Kültür Yılı’nın açılışı, 8 Nisan 2019’da Moskova Bolşoy Tiyatrosu’nda iki ülke
Kültür Bakanları tarafından gerçekleştirilmiştir. Açılışta, Devlet Opera ve Balesi
Genel Müdürlüğü tarafından Troya Operası sahnelenmiştir. Yıl kapsamında,
Moskova ve St.

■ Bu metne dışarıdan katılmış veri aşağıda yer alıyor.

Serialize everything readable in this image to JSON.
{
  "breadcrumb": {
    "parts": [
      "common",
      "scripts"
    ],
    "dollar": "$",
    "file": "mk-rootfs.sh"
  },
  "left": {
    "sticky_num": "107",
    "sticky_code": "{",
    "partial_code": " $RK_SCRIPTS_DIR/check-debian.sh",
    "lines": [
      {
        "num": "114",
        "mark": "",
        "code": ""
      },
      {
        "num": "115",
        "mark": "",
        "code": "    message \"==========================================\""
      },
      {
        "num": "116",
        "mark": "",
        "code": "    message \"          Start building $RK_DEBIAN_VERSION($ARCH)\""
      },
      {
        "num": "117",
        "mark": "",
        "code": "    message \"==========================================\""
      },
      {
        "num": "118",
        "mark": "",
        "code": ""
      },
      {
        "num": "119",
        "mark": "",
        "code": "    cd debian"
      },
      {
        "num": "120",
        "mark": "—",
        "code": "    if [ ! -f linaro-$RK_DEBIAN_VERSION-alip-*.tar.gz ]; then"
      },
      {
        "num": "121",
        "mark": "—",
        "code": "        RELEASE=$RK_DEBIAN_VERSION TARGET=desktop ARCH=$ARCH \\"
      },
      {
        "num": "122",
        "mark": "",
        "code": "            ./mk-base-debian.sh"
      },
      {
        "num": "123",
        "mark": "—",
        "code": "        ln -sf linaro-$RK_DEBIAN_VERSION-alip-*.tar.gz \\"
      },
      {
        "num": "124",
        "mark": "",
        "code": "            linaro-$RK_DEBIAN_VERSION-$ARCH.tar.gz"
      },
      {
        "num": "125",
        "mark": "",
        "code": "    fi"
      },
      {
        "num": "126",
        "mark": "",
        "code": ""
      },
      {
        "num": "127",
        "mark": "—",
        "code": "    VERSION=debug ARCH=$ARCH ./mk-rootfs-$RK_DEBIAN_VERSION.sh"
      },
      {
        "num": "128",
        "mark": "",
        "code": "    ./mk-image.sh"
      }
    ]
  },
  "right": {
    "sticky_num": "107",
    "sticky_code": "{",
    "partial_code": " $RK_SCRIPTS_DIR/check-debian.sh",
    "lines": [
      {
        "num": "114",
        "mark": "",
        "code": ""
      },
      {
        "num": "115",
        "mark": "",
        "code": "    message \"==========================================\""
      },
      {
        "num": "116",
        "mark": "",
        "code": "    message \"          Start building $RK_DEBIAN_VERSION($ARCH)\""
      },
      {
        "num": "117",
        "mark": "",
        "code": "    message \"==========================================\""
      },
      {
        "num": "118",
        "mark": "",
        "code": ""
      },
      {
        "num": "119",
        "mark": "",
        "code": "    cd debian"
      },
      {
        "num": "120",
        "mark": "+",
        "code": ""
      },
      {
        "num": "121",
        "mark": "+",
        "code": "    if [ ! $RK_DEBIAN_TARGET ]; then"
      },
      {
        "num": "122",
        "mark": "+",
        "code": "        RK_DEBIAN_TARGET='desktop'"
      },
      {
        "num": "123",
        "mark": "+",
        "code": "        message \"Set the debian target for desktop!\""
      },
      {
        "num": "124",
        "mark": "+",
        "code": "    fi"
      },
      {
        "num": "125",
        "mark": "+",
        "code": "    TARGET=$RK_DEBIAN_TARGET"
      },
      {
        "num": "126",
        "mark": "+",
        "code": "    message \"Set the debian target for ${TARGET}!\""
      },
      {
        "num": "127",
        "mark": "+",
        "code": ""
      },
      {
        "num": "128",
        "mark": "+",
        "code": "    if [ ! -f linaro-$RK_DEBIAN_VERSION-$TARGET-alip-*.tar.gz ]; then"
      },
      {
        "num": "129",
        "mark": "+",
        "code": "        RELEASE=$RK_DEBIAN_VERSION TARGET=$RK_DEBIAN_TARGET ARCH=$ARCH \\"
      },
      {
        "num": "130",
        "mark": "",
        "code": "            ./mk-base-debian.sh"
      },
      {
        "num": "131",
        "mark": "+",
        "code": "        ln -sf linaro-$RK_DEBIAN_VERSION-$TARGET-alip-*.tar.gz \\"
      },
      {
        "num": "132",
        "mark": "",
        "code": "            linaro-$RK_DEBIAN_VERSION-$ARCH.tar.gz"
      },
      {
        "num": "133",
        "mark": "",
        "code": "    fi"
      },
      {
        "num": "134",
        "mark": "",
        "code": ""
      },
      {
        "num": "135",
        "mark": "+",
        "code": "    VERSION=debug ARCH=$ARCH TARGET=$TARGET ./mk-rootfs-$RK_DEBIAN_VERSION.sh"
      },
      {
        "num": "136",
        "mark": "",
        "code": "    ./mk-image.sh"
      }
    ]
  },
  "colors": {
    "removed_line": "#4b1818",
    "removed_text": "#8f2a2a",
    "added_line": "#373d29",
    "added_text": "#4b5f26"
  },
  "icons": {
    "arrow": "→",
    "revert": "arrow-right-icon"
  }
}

Petersburg’da film haftaları düzenlenmiş, Moskova’da Türk
Festivali yapılmış, Çağdaş Türk Sanatçılarının Gözüyle Osmanlı Kaftanları
Sergisi Moskova’da açılmıştır.
Türkiye-Rusya ilişkilerinin bölgesel ve uluslararası barış ve istikrar bakımından
da özel bir önemi bulunmaktadır. İki ülke arasındaki diyalog mekanizmalarının
etkin şekilde işletilmesi, bölgemizde huzur ve refah ortamının tesisine katkı
sağlamaktadır.
AVRUPA ÜLKELERİ
Almanya ile 2018 yılında yoğun çaba neticesinde ikili ilişkilerimizde
normalleşme sürecinin önü açılmış, karşılıklı üst düzey ziyaretler
gerçekleştirilmiş;
istişare
mekanizmaları
canlandırılmış;
Sayın
Cumhurbaşkanımızın 27-29 Eylül 2018 tarihlerinde Almanya’ya gerçekleştirdiği
Devlet Ziyareti ikili ilişkilere ivme katmış; son iki yılda düzenlenen muhtelif
ziyaretler bu sürece katkıda bulunmuştur. Ancak, Almanya’nın Barış Pınarı
Harekatına abartılı tepkileri bu süreci olumsuz etkilemiştir.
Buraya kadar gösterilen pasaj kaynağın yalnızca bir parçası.